Tuesday, October 27, 2009
PSYOP Is An Insider’s Game
Like many people I’ve been very frustrated over President Obama’s delay in setting an Afghan strategy. However, it wasn’t until I started reading an article from October 27, 2009’s Washington Post – “US Official Resigns Over Afghan War” (http://www.washingtonpost.com/wp-dyn/content/article/2009/10/26/AR2009102603394_2.html?wpisrc=newsletter&sid=ST2009102603447) that it hit me why the war has always struck me as a tougher problem then Iraq.
Matthew Hoh, 36, a former Marine Captain was the first Foreign Service officer to resign over the Afghan war. His action drew some very high level attention including Special Representative Holbrooke. The key statement made by Mr. Hoh was: “But many Afghans, he wrote in his resignation letter, are fighting the United States largely because its troops are there -- a growing military presence in villages and valleys where outsiders, including other Afghans, are not welcome and where the corrupt, U.S.-backed national government is rejected.”
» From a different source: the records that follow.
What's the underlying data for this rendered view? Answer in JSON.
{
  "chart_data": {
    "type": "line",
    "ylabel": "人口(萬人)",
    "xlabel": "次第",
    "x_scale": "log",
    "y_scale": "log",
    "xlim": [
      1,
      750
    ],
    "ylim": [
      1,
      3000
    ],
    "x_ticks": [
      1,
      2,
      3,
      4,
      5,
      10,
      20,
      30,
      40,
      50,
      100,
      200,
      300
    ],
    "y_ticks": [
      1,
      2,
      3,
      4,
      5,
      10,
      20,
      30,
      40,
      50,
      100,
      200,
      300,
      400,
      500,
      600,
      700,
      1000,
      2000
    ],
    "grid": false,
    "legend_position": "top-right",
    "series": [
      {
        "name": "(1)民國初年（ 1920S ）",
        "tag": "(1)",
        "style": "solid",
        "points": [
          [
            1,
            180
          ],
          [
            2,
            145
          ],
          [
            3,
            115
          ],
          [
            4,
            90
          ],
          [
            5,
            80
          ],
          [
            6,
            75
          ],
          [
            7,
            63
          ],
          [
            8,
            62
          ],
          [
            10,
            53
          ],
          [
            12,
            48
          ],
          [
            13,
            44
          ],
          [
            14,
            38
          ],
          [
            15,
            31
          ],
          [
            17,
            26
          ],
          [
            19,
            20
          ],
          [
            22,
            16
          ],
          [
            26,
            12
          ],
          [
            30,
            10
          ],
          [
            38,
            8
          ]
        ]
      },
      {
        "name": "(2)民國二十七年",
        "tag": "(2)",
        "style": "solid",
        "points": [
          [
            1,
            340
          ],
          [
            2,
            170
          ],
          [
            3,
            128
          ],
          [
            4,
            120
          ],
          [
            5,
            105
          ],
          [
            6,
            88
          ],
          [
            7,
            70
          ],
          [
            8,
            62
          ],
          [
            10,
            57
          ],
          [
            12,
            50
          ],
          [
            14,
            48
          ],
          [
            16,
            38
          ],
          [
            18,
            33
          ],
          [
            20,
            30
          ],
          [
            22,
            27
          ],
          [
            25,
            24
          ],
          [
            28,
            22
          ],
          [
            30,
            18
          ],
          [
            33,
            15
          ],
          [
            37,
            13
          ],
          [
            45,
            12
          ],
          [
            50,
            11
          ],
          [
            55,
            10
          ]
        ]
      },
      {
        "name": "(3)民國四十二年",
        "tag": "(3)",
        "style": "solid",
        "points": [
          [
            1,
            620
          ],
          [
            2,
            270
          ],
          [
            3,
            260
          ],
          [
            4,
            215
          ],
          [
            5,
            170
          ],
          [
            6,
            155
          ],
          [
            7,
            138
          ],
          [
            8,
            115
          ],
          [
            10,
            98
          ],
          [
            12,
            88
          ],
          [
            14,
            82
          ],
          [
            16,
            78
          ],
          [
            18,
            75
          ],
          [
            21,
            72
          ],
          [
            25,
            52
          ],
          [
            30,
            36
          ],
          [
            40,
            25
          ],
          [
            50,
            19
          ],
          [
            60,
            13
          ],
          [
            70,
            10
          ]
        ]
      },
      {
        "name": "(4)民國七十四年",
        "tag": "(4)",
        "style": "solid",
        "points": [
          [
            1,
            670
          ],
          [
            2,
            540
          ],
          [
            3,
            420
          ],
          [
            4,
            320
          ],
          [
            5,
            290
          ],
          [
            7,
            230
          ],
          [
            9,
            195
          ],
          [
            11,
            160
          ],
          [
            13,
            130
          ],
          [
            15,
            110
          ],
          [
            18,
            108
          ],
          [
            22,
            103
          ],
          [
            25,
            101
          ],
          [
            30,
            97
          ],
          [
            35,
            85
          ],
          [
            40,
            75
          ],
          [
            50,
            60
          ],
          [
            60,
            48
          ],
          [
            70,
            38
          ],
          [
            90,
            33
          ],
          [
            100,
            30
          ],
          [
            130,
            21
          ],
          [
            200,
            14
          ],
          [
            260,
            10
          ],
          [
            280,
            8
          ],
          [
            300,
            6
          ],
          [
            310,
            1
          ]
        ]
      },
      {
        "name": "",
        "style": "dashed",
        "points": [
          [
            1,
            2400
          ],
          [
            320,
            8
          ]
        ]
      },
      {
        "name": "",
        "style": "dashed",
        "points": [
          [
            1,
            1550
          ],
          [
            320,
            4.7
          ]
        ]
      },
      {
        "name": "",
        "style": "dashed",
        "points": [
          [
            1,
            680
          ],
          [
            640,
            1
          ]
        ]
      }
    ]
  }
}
We have all experienced the pain of being on the ‘outside’, whether it was the choose-up street game of punchball or being snubbed by a group in High School. I have had the good fortune to travel quite a bit and perhaps due in part to my Brooklyn upbringing I have a sense of knowing when there is a ‘fit’ into the situation and when it is uncomfortable.
Sometimes it is possible to fit into a group after showing that you know a little bit of the language, appreciate the culture, or have a sense of humor or for a number of reasons that bring out some of the commonality of human kind.
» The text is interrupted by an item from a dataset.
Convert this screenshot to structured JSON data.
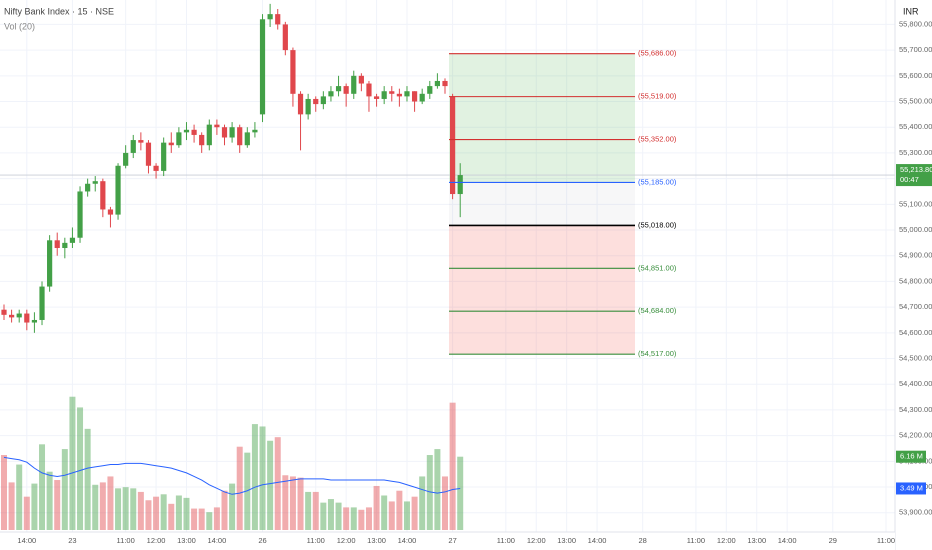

At other times, it becomes plain that the ‘chemistry’ isn’t working. While I was in Bosnia I experienced both senses. I felt comfortable in many strange places, even the TV station in the Serb stronghold of Pale. But I started to feel ill at ease on some of the main streets in Sarajevo towards the end of my tour because the attitude towards American troops had changed for the worse. Teenagers increasingly felt licensed to taunt NATO troops even though we were armed.
Which brings me to Afghanistan. A basic tenet of salesmanship is that the prospect must be listening to you and like you before they will seriously entertain a commitment of any kind such as a sale. Our tactical PSYOP efforts at the local level are dependent on the same principle. Given that Afghanistan’s villages have rejected outsiders for generations if not centuries, it is hard to accept the premise that we will succeed where others have failed. This is especially true when viewed in the context of the country’s government.
The village at the end of the line doesn’t have any reason to trust or rely on the national government, nor is there any historical precedent of having done so (with some minor exceptions). Consequently there must be a recognition that the historical approach doesn’t work.
The President appears to be backed into a corner. He cannot abandon the conflict in Afghanistan and he doesn’t have an exit strategy. Mr. Karzai has demonstrated he’s a politician – which means his loyalty is to his job so we need to execute a strategy that has an exit.
Based on all the above – seems to me we have to craft a hybrid strategy that:
· Accelerates the training and competency of Afghan military and law enforcement that would enable them to secure key areas, most likely the most populated.
· Selects areas to be protected based on the plan that their security would influence the population in other areas to become secure thereby denying the Taliban and Al Qaeda their foundation.
· Understand that the way to ‘win hearts and minds’ is a bottom up relationship building effort that usually rests on earning the respect of elders, which is not necessarily best done by a 20 year old.
· Recognize that the conflict is not the Afghan War, but the AfPak War where the stakes are higher because Pakistan and Afghanistan are inter-twined on a number of levels.
· Be aware that the stand-off drone war will not work and while it is essential to kill enemy leadership, the real goal is to deny the plant its nourishment so it withers and dies.